There's an average employee.
They have a manager who manages a few people. This could be a group that has a specific task like managing cybersecurity risk via a certain function.
There exists an organizational-level director manager that is over multiple groups that serve a purpose of "risk management" all being in the same logical group function, let's say Risk Management as a whole.
Multiple group functions with their individual org-level directors report to a Sr. level director or someone with a catchy title. This person is a Chief. Chief of Information Security, let's say- a CISO. Below them is the tier below- the directors. One for the risk management, one for operations, one for engineering, one for... and so on.
Now this organizational director is likely not important enough to be seated on any board, but they are "Senior leadership". They routinely can talk to the CEO and CIO of the fortune 500.

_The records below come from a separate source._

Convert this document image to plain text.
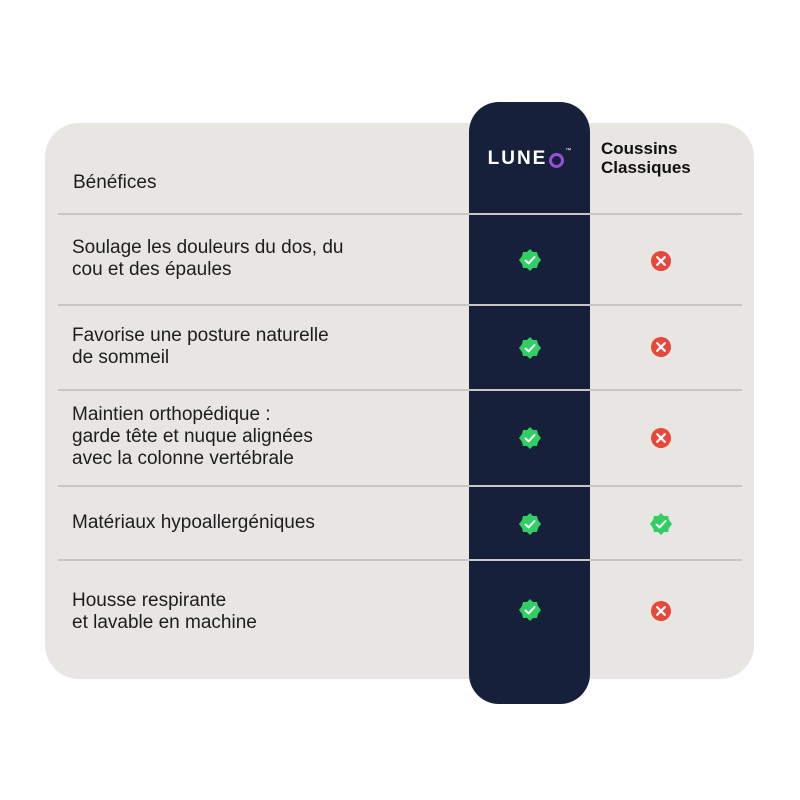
Bénéfices
LUNE	™ Coussins
Classiques
Soulage les douleurs du dos, du
cou et des épaules
Favorise une posture naturelle
de sommeil
Maintien orthopédique :
garde tête et nuque alignées
avec la colonne vertébrale
Matériaux hypoallergéniques
Housse respirante
et lavable en machine
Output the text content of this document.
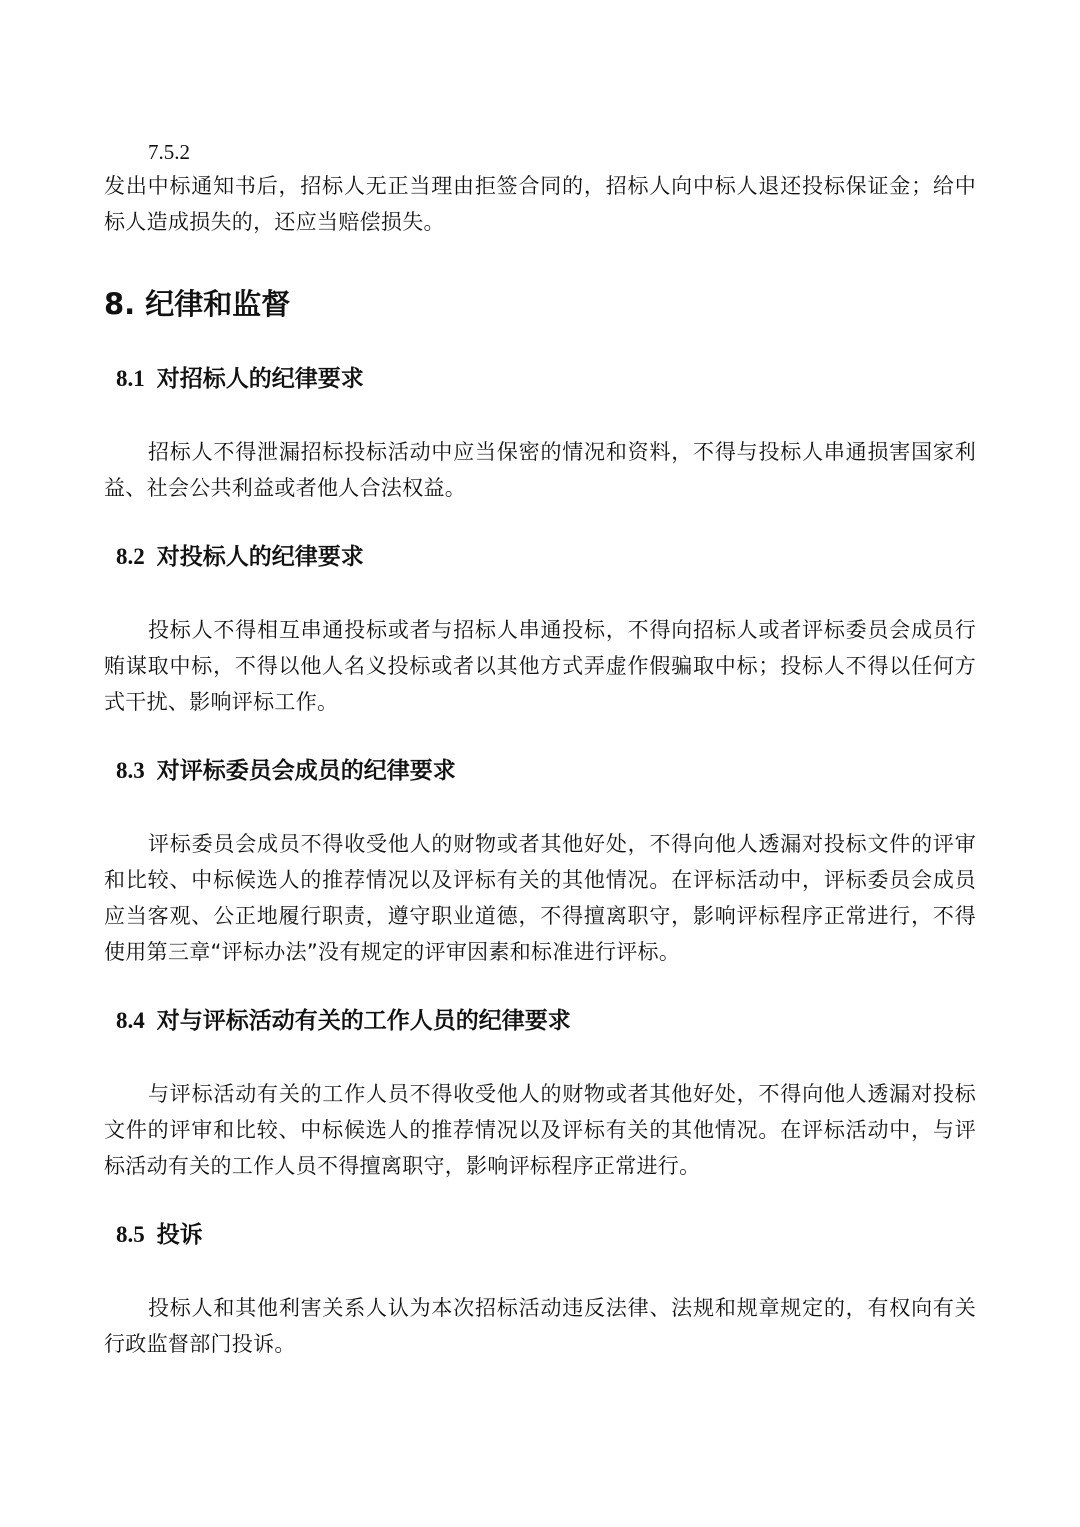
7.5.2

发出中标通知书后，招标人无正当理由拒签合同的，招标人向中标人退还投标保证金；给中标人造成损失的，还应当赔偿损失。

8. 纪律和监督
8.1 对招标人的纪律要求

招标人不得泄漏招标投标活动中应当保密的情况和资料，不得与投标人串通损害国家利益、社会公共利益或者他人合法权益。

8.2 对投标人的纪律要求

投标人不得相互串通投标或者与招标人串通投标，不得向招标人或者评标委员会成员行贿谋取中标，不得以他人名义投标或者以其他方式弄虚作假骗取中标；投标人不得以任何方式干扰、影响评标工作。

8.3 对评标委员会成员的纪律要求

评标委员会成员不得收受他人的财物或者其他好处，不得向他人透漏对投标文件的评审和比较、中标候选人的推荐情况以及评标有关的其他情况。在评标活动中，评标委员会成员应当客观、公正地履行职责，遵守职业道德，不得擅离职守，影响评标程序正常进行，不得使用第三章“评标办法”没有规定的评审因素和标准进行评标。

8.4 对与评标活动有关的工作人员的纪律要求

与评标活动有关的工作人员不得收受他人的财物或者其他好处，不得向他人透漏对投标文件的评审和比较、中标候选人的推荐情况以及评标有关的其他情况。在评标活动中，与评标活动有关的工作人员不得擅离职守，影响评标程序正常进行。

8.5 投诉

投标人和其他利害关系人认为本次招标活动违反法律、法规和规章规定的，有权向有关行政监督部门投诉。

The organizational director, the CISO, typically reports to the CIO, who is in charge of all of IT. They CIO is a member of the board of directors. The BoD has other officers such as one over supply chain, one over manufacuring, one over research, one over HR, one for corporate, etc. They are headed by the CEO who also typically has a seat or a weighted vote of the board.
In SS13 perspective, the optimal solution would be to treat Command staff as org. directors, the Captain as a organizational leader. Station Command is a bit of an oddity. Both "Central Command" and the CCIA/CCSA should exist in separate upstreams of a corporate business unit, while still remaining superior and over the rank of organizational leadership such as a Captain or whomever is operating an NT business facility.
Respectively then the Captains would report to their specific Station Command Officer who orchestrates data, objectives, etc to the entire company-level directors. Most of these directors should be heading business units and should also be seated members of the board (but not all of them on the BoD).
I fairly regularly report data and analytics presented to the BoD for a fortune 500 company ranking fairly close to 100.